Ao todo, foram mais de 920 mil autuações no período, sendo que apenas 179 mil delas já foram enviadas aos condutores

Wesley Santana, colaboração para o CNN Brasil Business

Ouvir notícia

 

O Detran-SP anunciou, nesta terça-feira (2), que vai começar a notificar motoristas que levaram multas entre fevereiro e novembro de 2020 e que ainda não haviam sido comunicados. Ao todo, foram mais de 920 mil autuações no período, sendo que apenas 179 mil delas já foram enviadas aos condutores. 

O Departamento afirma que segue uma resolução do Contran (Conselho Nacional de Trânsito), órgão máximo da categoria no país, que estabelece um prazo de 10 meses, a partir da infração, para que o motorista seja notificado. Nesse caso, as multas que se acumularam por causa da pandemia devem ser entregues até o mês de setembro, quando esse limite vence. 

“Não é preciso que o cidadão se desloque até uma unidade do Detran-SP ou Poupatempo para buscar informações, pois as notificações serão enviadas de acordo com o cronograma. Os prazos para defesa de autuação, indicação de condutor e recursos foram estendidos, respeitando as regras previstas no Código de Trânsito Brasileiro (CTB)”, informa o Detran-SP. 

Motorista tem 15 dias para recorrer

Mesmo com esse envio “atrasado”, os motoristas continuam tendo o direito de recorrer da multa. Segundo o Detran-SP, os infratores têm o prazo de 15 dias, contados a partir do recebimento, para apresentar uma defesa prévia ou indicar um outra pessoa, para os casos em que não foi o dono do veículo que cometeu a infração.
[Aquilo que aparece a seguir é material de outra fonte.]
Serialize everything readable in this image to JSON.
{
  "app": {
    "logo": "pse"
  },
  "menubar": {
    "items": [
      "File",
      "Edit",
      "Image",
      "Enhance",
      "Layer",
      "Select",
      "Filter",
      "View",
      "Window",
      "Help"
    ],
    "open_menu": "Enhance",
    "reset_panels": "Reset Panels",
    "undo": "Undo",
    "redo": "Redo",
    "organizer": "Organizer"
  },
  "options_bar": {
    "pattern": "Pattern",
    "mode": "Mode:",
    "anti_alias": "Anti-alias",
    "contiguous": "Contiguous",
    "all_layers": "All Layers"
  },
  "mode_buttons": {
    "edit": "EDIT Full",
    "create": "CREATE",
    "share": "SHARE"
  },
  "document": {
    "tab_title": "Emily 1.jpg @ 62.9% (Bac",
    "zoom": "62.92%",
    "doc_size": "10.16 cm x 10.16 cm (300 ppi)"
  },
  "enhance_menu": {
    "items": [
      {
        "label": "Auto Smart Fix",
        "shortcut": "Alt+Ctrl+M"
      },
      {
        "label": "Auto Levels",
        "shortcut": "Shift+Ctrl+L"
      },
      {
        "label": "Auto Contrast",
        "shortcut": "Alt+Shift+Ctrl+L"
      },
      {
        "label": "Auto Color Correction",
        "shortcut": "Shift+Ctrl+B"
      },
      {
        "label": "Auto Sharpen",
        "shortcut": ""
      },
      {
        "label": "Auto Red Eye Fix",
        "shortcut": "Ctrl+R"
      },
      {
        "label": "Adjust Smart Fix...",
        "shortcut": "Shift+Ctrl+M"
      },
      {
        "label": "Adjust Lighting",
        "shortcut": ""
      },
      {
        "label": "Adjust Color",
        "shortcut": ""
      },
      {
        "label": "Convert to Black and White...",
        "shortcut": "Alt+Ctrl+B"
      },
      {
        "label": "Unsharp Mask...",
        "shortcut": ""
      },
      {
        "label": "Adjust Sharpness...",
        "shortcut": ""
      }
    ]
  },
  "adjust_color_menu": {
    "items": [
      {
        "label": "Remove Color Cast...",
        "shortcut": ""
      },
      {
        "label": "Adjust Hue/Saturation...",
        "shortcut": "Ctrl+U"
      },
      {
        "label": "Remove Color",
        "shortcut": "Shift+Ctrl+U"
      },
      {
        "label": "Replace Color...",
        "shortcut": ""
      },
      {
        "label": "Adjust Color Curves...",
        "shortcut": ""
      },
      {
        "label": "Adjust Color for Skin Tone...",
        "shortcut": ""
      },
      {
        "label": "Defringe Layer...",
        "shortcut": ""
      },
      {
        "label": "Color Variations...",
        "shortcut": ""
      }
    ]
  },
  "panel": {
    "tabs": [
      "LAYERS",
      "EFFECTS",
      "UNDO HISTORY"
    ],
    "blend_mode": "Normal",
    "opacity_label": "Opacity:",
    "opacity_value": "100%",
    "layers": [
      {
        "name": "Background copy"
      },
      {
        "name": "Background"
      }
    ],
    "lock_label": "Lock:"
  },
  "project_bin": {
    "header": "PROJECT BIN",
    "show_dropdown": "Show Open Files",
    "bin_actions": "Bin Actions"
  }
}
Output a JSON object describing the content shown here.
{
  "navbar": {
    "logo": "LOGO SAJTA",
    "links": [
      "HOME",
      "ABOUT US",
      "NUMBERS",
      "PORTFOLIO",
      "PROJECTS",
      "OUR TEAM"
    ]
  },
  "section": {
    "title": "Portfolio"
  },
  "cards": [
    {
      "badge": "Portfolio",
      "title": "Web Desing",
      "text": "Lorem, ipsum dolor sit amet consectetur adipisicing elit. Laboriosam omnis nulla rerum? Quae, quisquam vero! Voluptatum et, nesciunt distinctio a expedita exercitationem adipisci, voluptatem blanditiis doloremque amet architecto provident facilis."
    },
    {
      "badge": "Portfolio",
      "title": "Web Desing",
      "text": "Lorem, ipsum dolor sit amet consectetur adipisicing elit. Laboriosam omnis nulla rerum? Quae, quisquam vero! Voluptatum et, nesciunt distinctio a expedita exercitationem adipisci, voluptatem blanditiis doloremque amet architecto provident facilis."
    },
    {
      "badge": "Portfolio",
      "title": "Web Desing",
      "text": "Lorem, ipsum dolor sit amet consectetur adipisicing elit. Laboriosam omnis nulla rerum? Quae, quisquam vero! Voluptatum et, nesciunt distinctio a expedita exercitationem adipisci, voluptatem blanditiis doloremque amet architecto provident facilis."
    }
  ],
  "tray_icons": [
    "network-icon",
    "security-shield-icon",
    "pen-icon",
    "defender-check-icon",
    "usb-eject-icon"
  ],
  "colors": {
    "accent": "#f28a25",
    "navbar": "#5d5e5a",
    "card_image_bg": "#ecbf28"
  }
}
Para interposição de recurso em 1ª instância ou 2ª instância, o limite é de 30 dias.

“Para recorrer às autuações é necessário que o condutor verifique qual foi o órgão responsável pelo registro da infração cometida. Caso contrário, o cidadão pode enviar o recurso à instituição errada e acabar perdendo os prazos para se defender. O nome do órgão autuador pode ser consultado no cabeçalho da notificação de autuação”, diz a instituição.